Pour paraphraser Voltaire, je dirais aussi que le secret d’ennuyer est celui de ne rien dire.
J’ai suivi une formation plutôt scientifique. Dans le domaine scientifique les livres et les articles sont denses, rien n’est superflu (sauf parfois l’introduction). Chaque paragraphe apporte en général quelque chose par rapport au précédent.
Les écrits journalistiques, en dehors peut-être des éditoriaux, ont souvent tendance à être délayés, mais le format ne se prête heureusement pas à des longueurs excessives. Cependant, il m’arrive de les abandonner en cours de lecture lorsqu’ils abusent de la répétition.

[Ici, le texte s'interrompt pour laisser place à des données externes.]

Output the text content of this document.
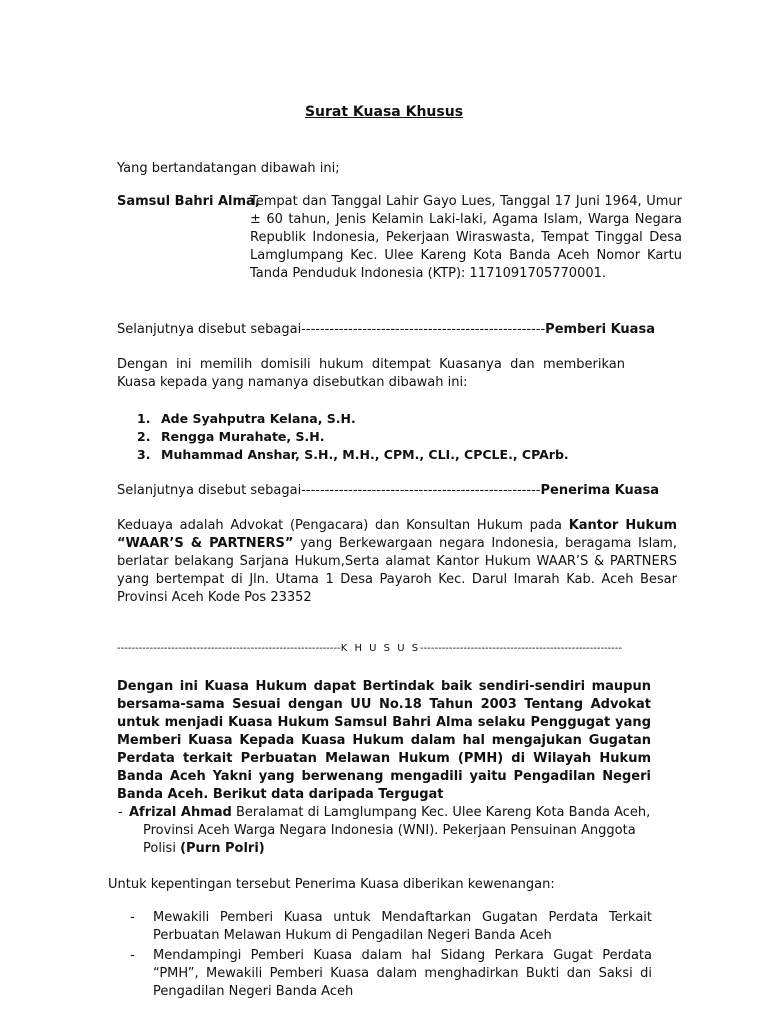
Surat Kuasa Khusus

Yang bertandatangan dibawah ini;

Samsul Bahri Alma,
Tempat dan Tanggal Lahir Gayo Lues, Tanggal 17 Juni 1964, Umur ± 60 tahun, Jenis Kelamin Laki-laki, Agama Islam, Warga Negara Republik Indonesia, Pekerjaan Wiraswasta, Tempat Tinggal Desa Lamglumpang Kec. Ulee Kareng Kota Banda Aceh Nomor Kartu Tanda Penduduk Indonesia (KTP): 1171091705770001.

Selanjutnya disebut sebagai----------------------------------------------------Pemberi Kuasa

Dengan ini memilih domisili hukum ditempat Kuasanya dan memberikan Kuasa kepada yang namanya disebutkan dibawah ini:

1. Ade Syahputra Kelana, S.H.
2. Rengga Murahate, S.H.
3. Muhammad Anshar, S.H., M.H., CPM., CLI., CPCLE., CPArb.

Selanjutnya disebut sebagai---------------------------------------------------Penerima Kuasa

Keduaya adalah Advokat (Pengacara) dan Konsultan Hukum pada Kantor Hukum “WAAR’S & PARTNERS” yang Berkewargaan negara Indonesia, beragama Islam, berlatar belakang Sarjana Hukum,Serta alamat Kantor Hukum WAAR’S & PARTNERS yang bertempat di Jln. Utama 1 Desa Payaroh Kec. Darul Imarah Kab. Aceh Besar Provinsi Aceh Kode Pos 23352

--------------------------------------------------------------K H U S U S--------------------------------------------------------

Dengan ini Kuasa Hukum dapat Bertindak baik sendiri-sendiri maupun bersama-sama Sesuai dengan UU No.18 Tahun 2003 Tentang Advokat untuk menjadi Kuasa Hukum Samsul Bahri Alma selaku Penggugat yang Memberi Kuasa Kepada Kuasa Hukum dalam hal mengajukan Gugatan Perdata terkait Perbuatan Melawan Hukum (PMH) di Wilayah Hukum Banda Aceh Yakni yang berwenang mengadili yaitu Pengadilan Negeri Banda Aceh. Berikut data daripada Tergugat

- Afrizal Ahmad Beralamat di Lamglumpang Kec. Ulee Kareng Kota Banda Aceh, Provinsi Aceh Warga Negara Indonesia (WNI). Pekerjaan Pensuinan Anggota Polisi (Purn Polri)

Untuk kepentingan tersebut Penerima Kuasa diberikan kewenangan:

- Mewakili Pemberi Kuasa untuk Mendaftarkan Gugatan Perdata Terkait Perbuatan Melawan Hukum di Pengadilan Negeri Banda Aceh
- Mendampingi Pemberi Kuasa dalam hal Sidang Perkara Gugat Perdata “PMH”, Mewakili Pemberi Kuasa dalam menghadirkan Bukti dan Saksi di Pengadilan Negeri Banda Aceh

Les essais sont bien pires pour la plupart. Ils ne contiennent souvent que quelques idées originales (et parfois une seule) dont la démonstration pourrait être rapidement faite en quelques feuillets, mais qui vont se répéter à longueur de pages pour atteindre triomphalement la 300ème après avoir épuisé le lecteur, surtout si le style est mauvais (je me souviens en particulier d’un essai d’Alain Minc où une seule idée lui avait permis de faire un livre entier, ce qui dénote en soi un certain talent pour le délayage qu’il faut saluer).
La littérature n’est pas dans la démonstration mais dans le récit et son expression, et la poésie n’est que dans l’expression, aussi le délayage lui-même peut être séduisant par sa forme. Mais si le délayage est insipide (surtout dans les descriptions dont Jules Verne avait le secret), le livre vous tombe des mains.

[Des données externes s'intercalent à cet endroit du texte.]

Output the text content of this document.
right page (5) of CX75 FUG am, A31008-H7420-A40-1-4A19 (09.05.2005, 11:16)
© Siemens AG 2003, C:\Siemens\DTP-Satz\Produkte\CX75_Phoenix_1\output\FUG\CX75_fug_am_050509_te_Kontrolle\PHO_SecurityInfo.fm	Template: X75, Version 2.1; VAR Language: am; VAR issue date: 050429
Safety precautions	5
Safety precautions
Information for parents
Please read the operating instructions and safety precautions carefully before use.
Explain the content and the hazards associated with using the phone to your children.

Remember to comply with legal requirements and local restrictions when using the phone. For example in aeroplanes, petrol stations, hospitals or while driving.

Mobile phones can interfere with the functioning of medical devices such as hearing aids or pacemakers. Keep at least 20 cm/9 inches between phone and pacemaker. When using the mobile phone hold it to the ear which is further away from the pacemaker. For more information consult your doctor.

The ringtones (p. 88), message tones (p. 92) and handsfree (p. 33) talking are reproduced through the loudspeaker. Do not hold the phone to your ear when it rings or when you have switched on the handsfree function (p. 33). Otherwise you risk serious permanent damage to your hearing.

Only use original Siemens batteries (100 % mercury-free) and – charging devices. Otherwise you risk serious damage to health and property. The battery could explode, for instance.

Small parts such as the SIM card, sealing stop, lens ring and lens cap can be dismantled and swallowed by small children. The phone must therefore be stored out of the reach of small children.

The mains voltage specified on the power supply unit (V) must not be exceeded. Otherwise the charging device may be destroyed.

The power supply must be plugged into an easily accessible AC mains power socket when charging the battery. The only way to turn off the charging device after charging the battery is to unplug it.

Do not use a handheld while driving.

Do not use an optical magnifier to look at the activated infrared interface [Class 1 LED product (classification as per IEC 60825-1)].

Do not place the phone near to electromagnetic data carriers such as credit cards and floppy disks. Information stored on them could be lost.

Pour la musique classique, le paradoxe est que son essence même est le délayage, car le génie du compositeur s’exprime dans l’art des variations sur un thème. Si j’aime écouter les richesses qu’un compositeur peut extraire d’une simple phrase musicale en la métamorphosant, je me lasse assez vite d’un écrit répété sous une forme différente mais sans se métamorphoser.
Je pense avoir été court et sans délayer, mais je ne suis pas sûr d’avoir dit quelque chose.